Mi convicción es que debe mantenerse la prohibición prevista en el artículo 41. Al mismo tiempo estoy convencido del beneficio que para la libertad de expresión representa la reforma del artículo séptimo constitucional en el marco de la reforma de radiodifusión y telecomunicaciones. Representa un fortalecimiento indudable de los derechos humanos y de los principios constitucionales del régimen democrático. Considero, en consecuencia, que es necesario reconocer, en primer lugar, que existe una aparente disonancia entre los fragmentos que hemos abordado de los artículos séptimo y 41 constitucionales, y en segundo lugar, incluir en el segundo párrafo del artículo séptimo la previsión sobre los límites señalados en el 41, referentes a la contratación de propaganda electoral en radio y televisión.
Es necesario hacer la salvedad a que me refiero, porque de lo contrario se corre el riesgo de que distinguidos notables del mundo intelectual -como Jorge Castañeda y Héctor Aguilar Camín- encuentren nuevos motivos para volver a la carga con otro juicio contra el corazón de la reforma electoral de 2007.

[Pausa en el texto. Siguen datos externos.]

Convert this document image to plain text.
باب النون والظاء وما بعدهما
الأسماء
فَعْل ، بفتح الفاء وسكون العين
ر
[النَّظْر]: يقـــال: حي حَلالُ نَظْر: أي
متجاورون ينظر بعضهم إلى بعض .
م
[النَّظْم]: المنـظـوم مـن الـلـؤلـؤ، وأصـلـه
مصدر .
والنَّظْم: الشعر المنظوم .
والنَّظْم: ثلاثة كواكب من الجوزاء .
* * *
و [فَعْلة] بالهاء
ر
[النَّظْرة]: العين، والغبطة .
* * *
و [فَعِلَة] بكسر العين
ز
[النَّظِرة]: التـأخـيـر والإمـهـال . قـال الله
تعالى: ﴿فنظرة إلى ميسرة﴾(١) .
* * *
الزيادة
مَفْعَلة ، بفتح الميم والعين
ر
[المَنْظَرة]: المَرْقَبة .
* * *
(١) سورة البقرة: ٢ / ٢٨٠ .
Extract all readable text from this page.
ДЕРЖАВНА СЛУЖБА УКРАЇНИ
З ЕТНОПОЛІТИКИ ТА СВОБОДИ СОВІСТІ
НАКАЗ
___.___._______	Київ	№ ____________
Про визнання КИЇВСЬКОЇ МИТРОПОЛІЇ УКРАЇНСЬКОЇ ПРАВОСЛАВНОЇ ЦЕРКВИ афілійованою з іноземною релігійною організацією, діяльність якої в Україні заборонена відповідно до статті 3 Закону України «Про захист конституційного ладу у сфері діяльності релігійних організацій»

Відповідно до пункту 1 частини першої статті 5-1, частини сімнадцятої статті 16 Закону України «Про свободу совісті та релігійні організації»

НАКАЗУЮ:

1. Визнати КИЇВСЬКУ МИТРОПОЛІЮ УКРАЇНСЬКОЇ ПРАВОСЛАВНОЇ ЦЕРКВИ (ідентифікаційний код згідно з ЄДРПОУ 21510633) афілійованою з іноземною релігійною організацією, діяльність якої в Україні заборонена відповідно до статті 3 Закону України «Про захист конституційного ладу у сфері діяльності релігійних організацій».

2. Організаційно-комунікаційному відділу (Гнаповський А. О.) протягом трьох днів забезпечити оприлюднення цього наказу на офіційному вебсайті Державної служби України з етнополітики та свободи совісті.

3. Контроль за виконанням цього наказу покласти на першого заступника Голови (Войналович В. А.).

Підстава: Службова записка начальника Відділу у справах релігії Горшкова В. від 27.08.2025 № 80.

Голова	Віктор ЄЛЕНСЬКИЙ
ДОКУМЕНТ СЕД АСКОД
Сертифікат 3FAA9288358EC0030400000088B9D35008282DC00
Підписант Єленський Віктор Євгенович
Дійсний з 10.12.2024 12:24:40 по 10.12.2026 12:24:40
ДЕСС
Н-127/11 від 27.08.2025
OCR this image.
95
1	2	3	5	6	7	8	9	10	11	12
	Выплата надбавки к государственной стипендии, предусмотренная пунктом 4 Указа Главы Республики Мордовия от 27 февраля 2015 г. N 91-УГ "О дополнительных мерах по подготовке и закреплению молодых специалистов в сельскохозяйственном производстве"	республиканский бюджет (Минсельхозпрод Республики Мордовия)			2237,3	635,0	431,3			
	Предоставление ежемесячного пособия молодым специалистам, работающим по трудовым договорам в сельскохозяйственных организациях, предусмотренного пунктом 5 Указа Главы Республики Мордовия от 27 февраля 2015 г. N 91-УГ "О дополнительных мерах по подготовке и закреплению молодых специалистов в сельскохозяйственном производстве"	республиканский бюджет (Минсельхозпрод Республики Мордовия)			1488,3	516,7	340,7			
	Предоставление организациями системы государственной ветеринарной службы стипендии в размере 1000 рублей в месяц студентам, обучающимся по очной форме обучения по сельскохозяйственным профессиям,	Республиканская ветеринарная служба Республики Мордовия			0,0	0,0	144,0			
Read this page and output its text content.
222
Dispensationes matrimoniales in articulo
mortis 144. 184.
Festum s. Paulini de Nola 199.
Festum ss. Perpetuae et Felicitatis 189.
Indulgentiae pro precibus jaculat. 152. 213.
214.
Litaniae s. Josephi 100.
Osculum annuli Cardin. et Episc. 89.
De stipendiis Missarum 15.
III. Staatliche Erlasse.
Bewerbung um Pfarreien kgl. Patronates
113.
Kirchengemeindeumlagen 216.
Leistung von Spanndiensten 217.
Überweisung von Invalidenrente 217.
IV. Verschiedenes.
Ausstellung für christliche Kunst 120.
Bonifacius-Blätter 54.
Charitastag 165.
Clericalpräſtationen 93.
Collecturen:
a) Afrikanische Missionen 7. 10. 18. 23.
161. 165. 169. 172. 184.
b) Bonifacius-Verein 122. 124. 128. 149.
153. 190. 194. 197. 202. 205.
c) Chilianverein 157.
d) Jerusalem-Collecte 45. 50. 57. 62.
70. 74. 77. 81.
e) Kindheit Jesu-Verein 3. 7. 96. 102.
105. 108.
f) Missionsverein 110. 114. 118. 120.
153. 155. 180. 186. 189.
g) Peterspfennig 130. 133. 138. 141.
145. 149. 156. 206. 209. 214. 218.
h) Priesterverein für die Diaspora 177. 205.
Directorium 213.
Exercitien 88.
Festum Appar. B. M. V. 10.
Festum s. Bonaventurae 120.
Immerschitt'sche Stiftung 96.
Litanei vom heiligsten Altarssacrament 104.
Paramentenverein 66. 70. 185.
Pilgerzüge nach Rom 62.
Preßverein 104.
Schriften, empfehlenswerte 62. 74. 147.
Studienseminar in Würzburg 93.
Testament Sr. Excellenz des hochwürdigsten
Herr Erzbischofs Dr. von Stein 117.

Cuenta una de las leyendas de la mitología griega que cuando el rey Ulises, de Itaca, había tardado demasiado en regresar de la guerra contra Troya, al grado de que muchos lo consideraban muerto, a su bella esposa Penélope le surgieron varios pretendientes, que a medida que transcurría el tiempo elevaban el tono de sus exigencias. Entonces Penélope, que había hecho una promesa de amor a su marido y no deseaba romperla, dijo a los pretendientes que habría de elegir a uno cuando terminara de tejer una manta, misma que comenzó a confeccionar a la vista de todos. Pero como ella no tenía intención alguna de terminarla, en las noches se dedicaba a destejerla. Pensaba que así calmaría los ánimos de los pretendientes, hasta que regresara su esposo.
Si no queremos que el proceso de reformas en curso funcione como el tejido de Penélope, deben hacerse las previsiones y las salvedades necesarias para impedir que un avance en materia de comunicación promueva el retroceso en la equidad electoral.